Jasan’s eyes were drawn inexorably toward the cuff-box on his bedside. Truth be told, he had half a mind to cut and run – to bolt for Jericho space and throw his lot in with the Techs. He had contacts, acquaintances, men and women who’d do right by him and help him start over.
Damn my loyalties, he thought. They’re going to get me killed.
“We’re in,” he answered firmly. “I’ll make the Tortuga ready to depart. We’ll be at WX-48 in three days.”
“Three days? Got it. Don’t be late. Gol out.”
Alone once more, his thoughts returned to his father. The screen above the bed had flickered on and begun to broadcast a grand speech by the Empire officials. They spoke of the importance of the sector, and of the victories they were to earn in the Emperor’s name. Words like “duty”, “honour” and “glory” were used so often they all but lost their meaning. Jasan glanced at the screen in time to see his father, stern faced but proud as he exchanged a few curt words with the assembled squadron leaders. He wondered if he shouldn’t make an effort, despite the difficulties, to make things right. He was family, after all; it wasn’t like he could just go and find a new father.

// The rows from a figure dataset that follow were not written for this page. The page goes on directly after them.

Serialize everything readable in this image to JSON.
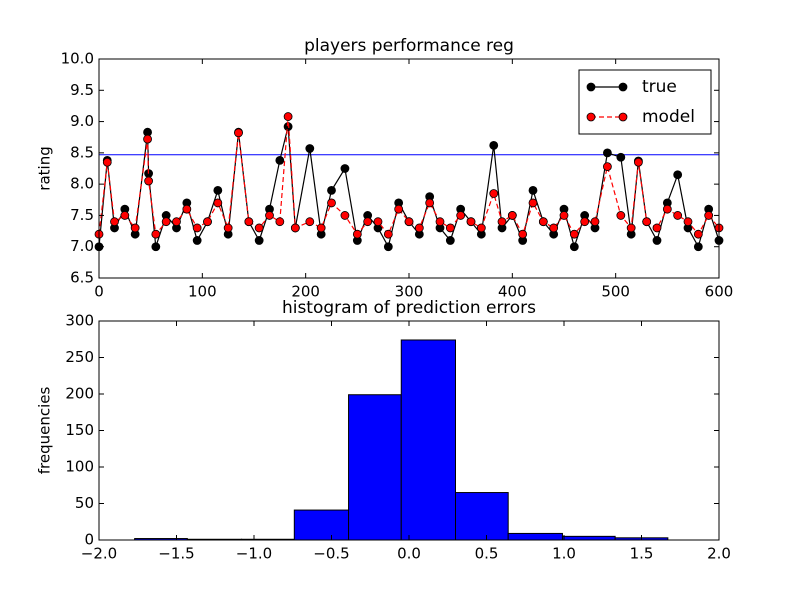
{
  "chart_data": [
    {
      "type": "line",
      "title": "players performance reg",
      "y_label": "rating",
      "x": [
        0,
        8,
        15,
        25,
        35,
        47,
        48,
        55,
        65,
        75,
        85,
        95,
        105,
        115,
        125,
        135,
        145,
        155,
        165,
        175,
        183,
        190,
        204,
        215,
        225,
        238,
        250,
        260,
        270,
        280,
        290,
        300,
        310,
        320,
        330,
        340,
        350,
        360,
        370,
        382,
        390,
        400,
        410,
        420,
        430,
        440,
        450,
        460,
        470,
        480,
        492,
        505,
        515,
        522,
        530,
        540,
        550,
        560,
        570,
        580,
        590,
        600
      ],
      "series": [
        {
          "name": "true",
          "color": "#000000",
          "dashed": false,
          "values": [
            7.0,
            8.38,
            7.3,
            7.6,
            7.2,
            8.83,
            8.17,
            7.0,
            7.5,
            7.3,
            7.7,
            7.1,
            7.4,
            7.9,
            7.2,
            8.83,
            7.4,
            7.1,
            7.6,
            8.38,
            8.92,
            7.3,
            8.57,
            7.2,
            7.9,
            8.25,
            7.1,
            7.5,
            7.3,
            7.0,
            7.7,
            7.4,
            7.2,
            7.8,
            7.3,
            7.1,
            7.6,
            7.4,
            7.2,
            8.62,
            7.3,
            7.5,
            7.1,
            7.9,
            7.4,
            7.2,
            7.6,
            7.0,
            7.5,
            7.3,
            8.5,
            8.43,
            7.2,
            8.37,
            7.4,
            7.1,
            7.7,
            8.15,
            7.3,
            7.0,
            7.6,
            7.1
          ]
        },
        {
          "name": "model",
          "color": "#ff0000",
          "dashed": true,
          "values": [
            7.2,
            8.35,
            7.4,
            7.5,
            7.3,
            8.72,
            8.05,
            7.2,
            7.4,
            7.4,
            7.6,
            7.3,
            7.4,
            7.7,
            7.3,
            8.82,
            7.4,
            7.3,
            7.5,
            7.4,
            9.08,
            7.3,
            7.4,
            7.3,
            7.7,
            7.5,
            7.2,
            7.4,
            7.4,
            7.2,
            7.6,
            7.4,
            7.3,
            7.7,
            7.4,
            7.3,
            7.5,
            7.4,
            7.3,
            7.85,
            7.4,
            7.5,
            7.2,
            7.7,
            7.4,
            7.3,
            7.5,
            7.2,
            7.4,
            7.4,
            8.28,
            7.5,
            7.3,
            8.35,
            7.4,
            7.3,
            7.6,
            7.5,
            7.4,
            7.2,
            7.5,
            7.3
          ]
        }
      ],
      "hline": 8.47,
      "hline_color": "#0000ff",
      "xlim": [
        0,
        600
      ],
      "xticks": [
        0,
        100,
        200,
        300,
        400,
        500,
        600
      ],
      "ylim": [
        6.5,
        10
      ],
      "yticks": [
        6.5,
        {
          "value": 7,
          "label": "7.0"
        },
        7.5,
        {
          "value": 8,
          "label": "8.0"
        },
        8.5,
        {
          "value": 9,
          "label": "9.0"
        },
        9.5,
        {
          "value": 10,
          "label": "10.0"
        }
      ],
      "legend": "upper right"
    },
    {
      "type": "histogram",
      "title": "histogram of prediction errors",
      "y_label": "frequencies",
      "bins": [
        -1.77,
        -1.43,
        -1.08,
        -0.74,
        -0.39,
        -0.05,
        0.3,
        0.64,
        0.99,
        1.33,
        1.67
      ],
      "counts": [
        2,
        1,
        1,
        41,
        199,
        274,
        65,
        9,
        5,
        3
      ],
      "color": "#0000ff",
      "xlim": [
        -2,
        2
      ],
      "xticks": [
        {
          "value": -2,
          "label": "−2.0"
        },
        {
          "value": -1.5,
          "label": "−1.5"
        },
        {
          "value": -1,
          "label": "−1.0"
        },
        {
          "value": -0.5,
          "label": "−0.5"
        },
        {
          "value": 0,
          "label": "0.0"
        },
        0.5,
        {
          "value": 1,
          "label": "1.0"
        },
        1.5,
        {
          "value": 2,
          "label": "2.0"
        }
      ],
      "ylim": [
        0,
        300
      ],
      "yticks": [
        0,
        50,
        100,
        150,
        200,
        250,
        300
      ]
    }
  ]
}
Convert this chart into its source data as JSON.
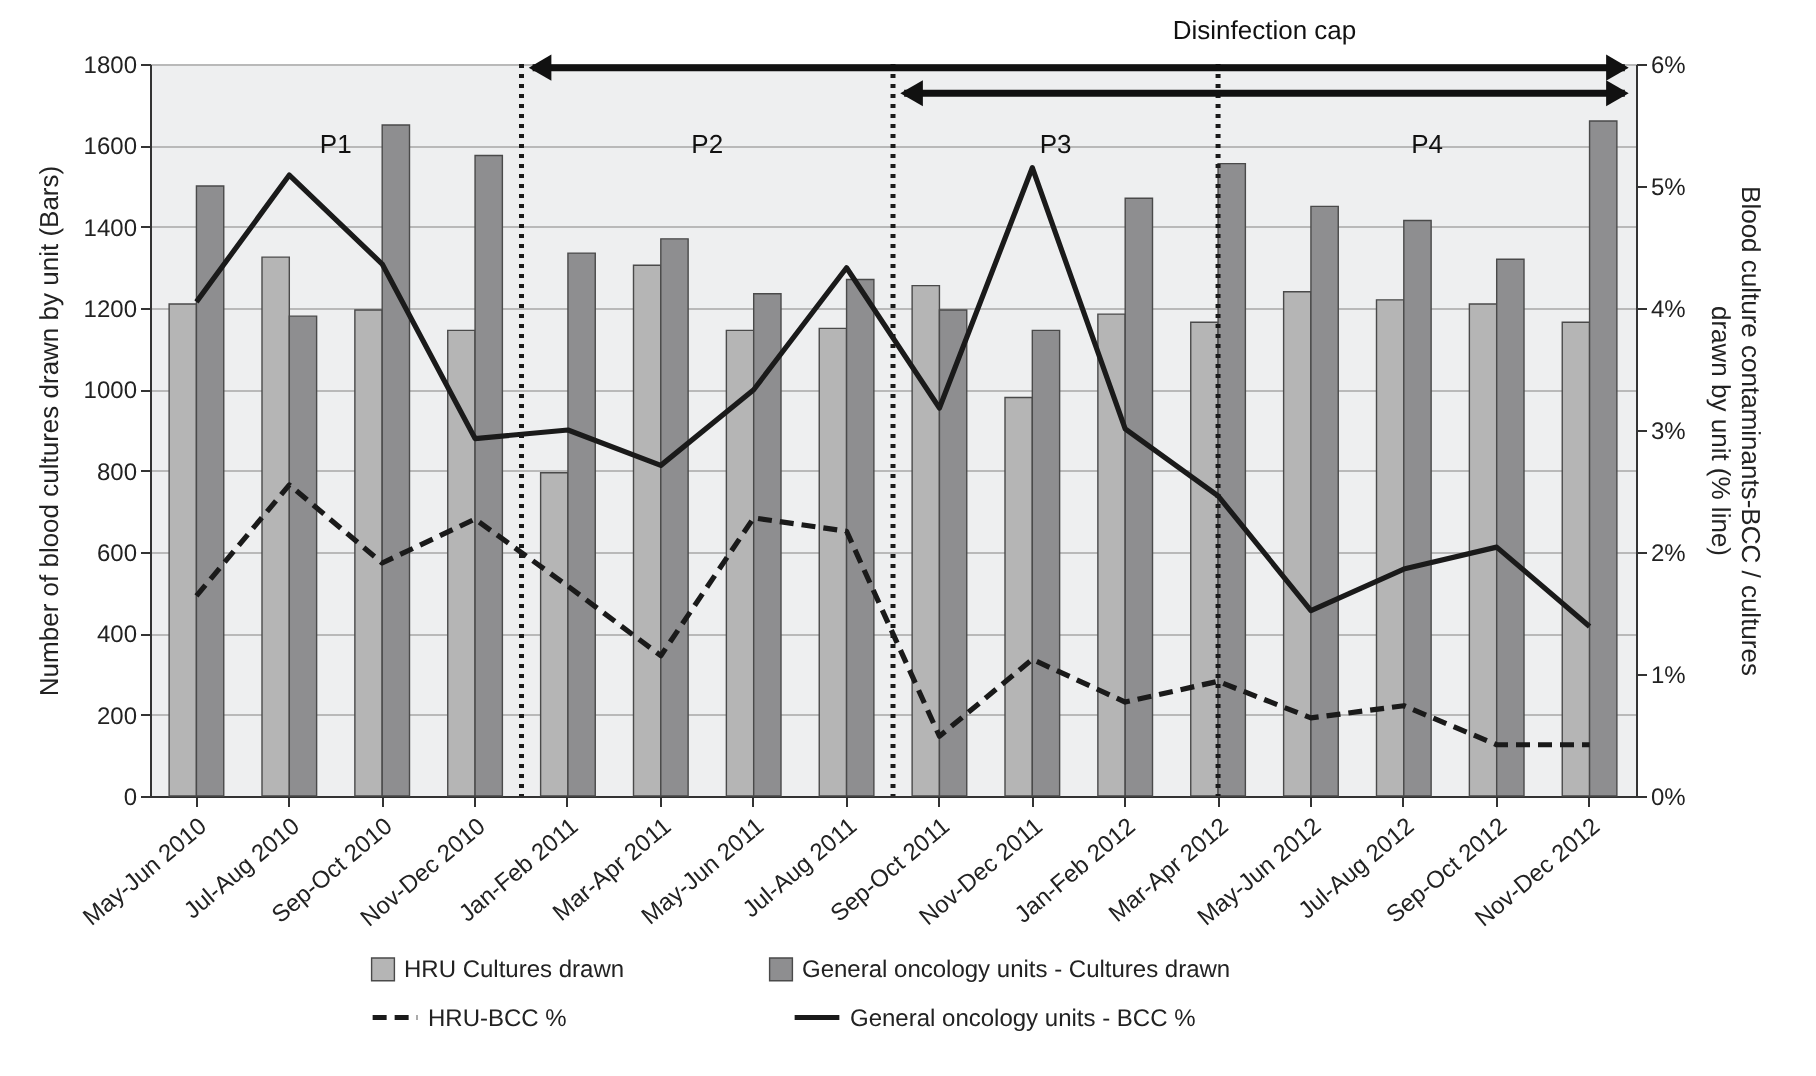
{
  "chart_data": {
    "type": "bar",
    "categories": [
      "May-Jun 2010",
      "Jul-Aug 2010",
      "Sep-Oct 2010",
      "Nov-Dec 2010",
      "Jan-Feb 2011",
      "Mar-Apr 2011",
      "May-Jun 2011",
      "Jul-Aug 2011",
      "Sep-Oct 2011",
      "Nov-Dec 2011",
      "Jan-Feb 2012",
      "Mar-Apr 2012",
      "May-Jun 2012",
      "Jul-Aug 2012",
      "Sep-Oct 2012",
      "Nov-Dec 2012"
    ],
    "series": [
      {
        "name": "HRU Cultures drawn",
        "color": "#b5b5b5",
        "values": [
          1210,
          1325,
          1195,
          1145,
          795,
          1305,
          1145,
          1150,
          1255,
          980,
          1185,
          1165,
          1240,
          1220,
          1210,
          1165
        ]
      },
      {
        "name": "General oncology units - Cultures drawn",
        "color": "#8e8e90",
        "values": [
          1500,
          1180,
          1650,
          1575,
          1335,
          1370,
          1235,
          1270,
          1195,
          1145,
          1470,
          1555,
          1450,
          1415,
          1320,
          1660
        ]
      },
      {
        "name": "HRU-BCC %",
        "type": "line",
        "axis": "y2",
        "color": "#1a1a1a",
        "line_style": "dashed",
        "values": [
          1.64,
          2.55,
          1.91,
          2.27,
          1.72,
          1.15,
          2.28,
          2.17,
          0.49,
          1.12,
          0.77,
          0.94,
          0.64,
          0.74,
          0.42,
          0.42
        ]
      },
      {
        "name": "General oncology units - BCC %",
        "type": "line",
        "axis": "y2",
        "color": "#1a1a1a",
        "line_style": "solid",
        "values": [
          4.05,
          5.09,
          4.36,
          2.93,
          3.0,
          2.71,
          3.33,
          4.33,
          3.18,
          5.15,
          3.01,
          2.46,
          1.52,
          1.86,
          2.04,
          1.39
        ]
      }
    ],
    "ylabel": "Number of blood cultures drawn by unit (Bars)",
    "y2label": "Blood culture contaminants-BCC / cultures drawn by unit (% line)",
    "ylim": [
      0,
      1800
    ],
    "yticks": [
      0,
      200,
      400,
      600,
      800,
      1000,
      1200,
      1400,
      1600,
      1800
    ],
    "y2lim": [
      0,
      6
    ],
    "y2ticks": [
      {
        "value": 0,
        "label": "0%"
      },
      {
        "value": 1,
        "label": "1%"
      },
      {
        "value": 2,
        "label": "2%"
      },
      {
        "value": 3,
        "label": "3%"
      },
      {
        "value": 4,
        "label": "4%"
      },
      {
        "value": 5,
        "label": "5%"
      },
      {
        "value": 6,
        "label": "6%"
      }
    ],
    "ref_lines": [
      {
        "axis": "x",
        "value": "Mar-Apr 2012",
        "line_style": "dotted",
        "color": "#1a1a1a"
      }
    ],
    "annotations": [
      "P1",
      "P2",
      "P3",
      "P4",
      "Disinfection cap"
    ],
    "grid": "y",
    "legend": "bottom"
  }
}
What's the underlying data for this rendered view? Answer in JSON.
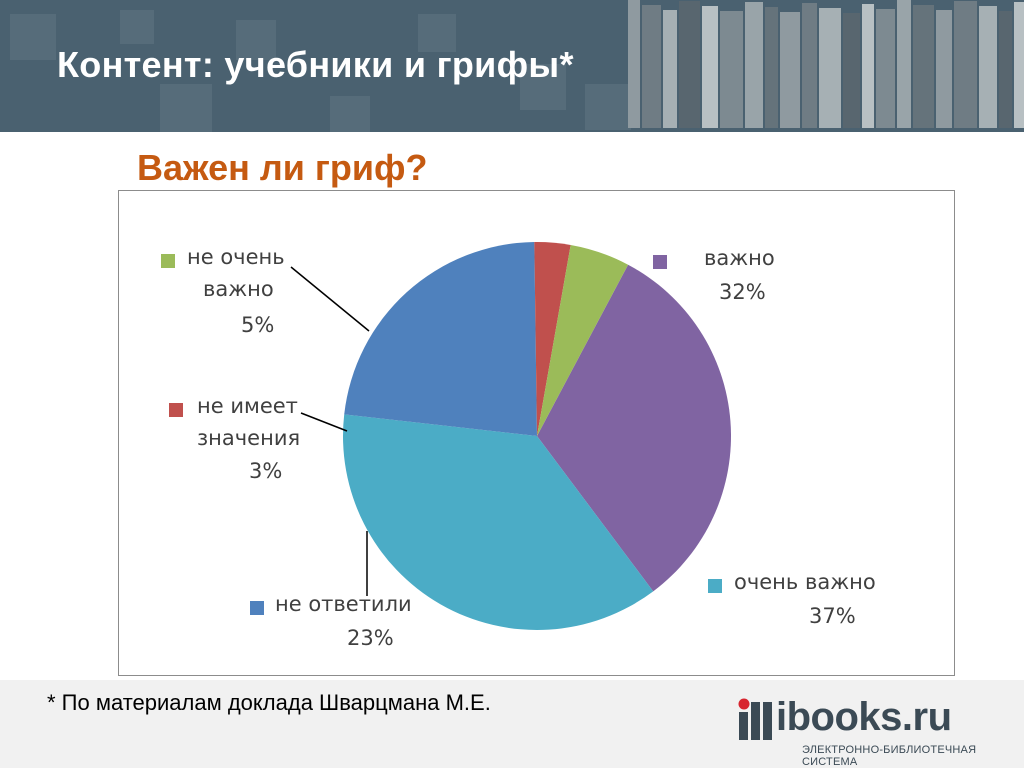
{
  "header": {
    "title": "Контент: учебники и грифы*"
  },
  "chart_data": {
    "type": "pie",
    "title": "Важен ли гриф?",
    "slices": [
      {
        "label": "важно",
        "label_lines": [
          "важно"
        ],
        "value": 32,
        "value_label": "32%",
        "color": "#8064a2"
      },
      {
        "label": "очень важно",
        "label_lines": [
          "очень важно"
        ],
        "value": 37,
        "value_label": "37%",
        "color": "#4bacc6"
      },
      {
        "label": "не ответили",
        "label_lines": [
          "не ответили"
        ],
        "value": 23,
        "value_label": "23%",
        "color": "#4f81bd"
      },
      {
        "label": "не имеет значения",
        "label_lines": [
          "не имеет",
          "значения"
        ],
        "value": 3,
        "value_label": "3%",
        "color": "#c0504d"
      },
      {
        "label": "не очень важно",
        "label_lines": [
          "не очень",
          "важно"
        ],
        "value": 5,
        "value_label": "5%",
        "color": "#9bbb59"
      }
    ]
  },
  "footer": {
    "note": "* По материалам доклада Шварцмана М.Е.",
    "logo_text": "ibooks.ru",
    "logo_subtitle": "ЭЛЕКТРОННО-БИБЛИОТЕЧНАЯ СИСТЕМА"
  }
}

Bitter memories old and recent crushed the idea as it formed. If there was going to be a making-up between them, it sure as hell wasn’t going to happen now. It could wait until the fighting was done.
The Tortuga slipped its moorings four hours later, a full crew aboard and attack squadrons primed. Less than two hours behind were the 303rd Army Group and supporting elements, and by the end of the day cycle Sentinel-17 had all but emptied itself of mercenaries.
Out in the void, a storm was about to break.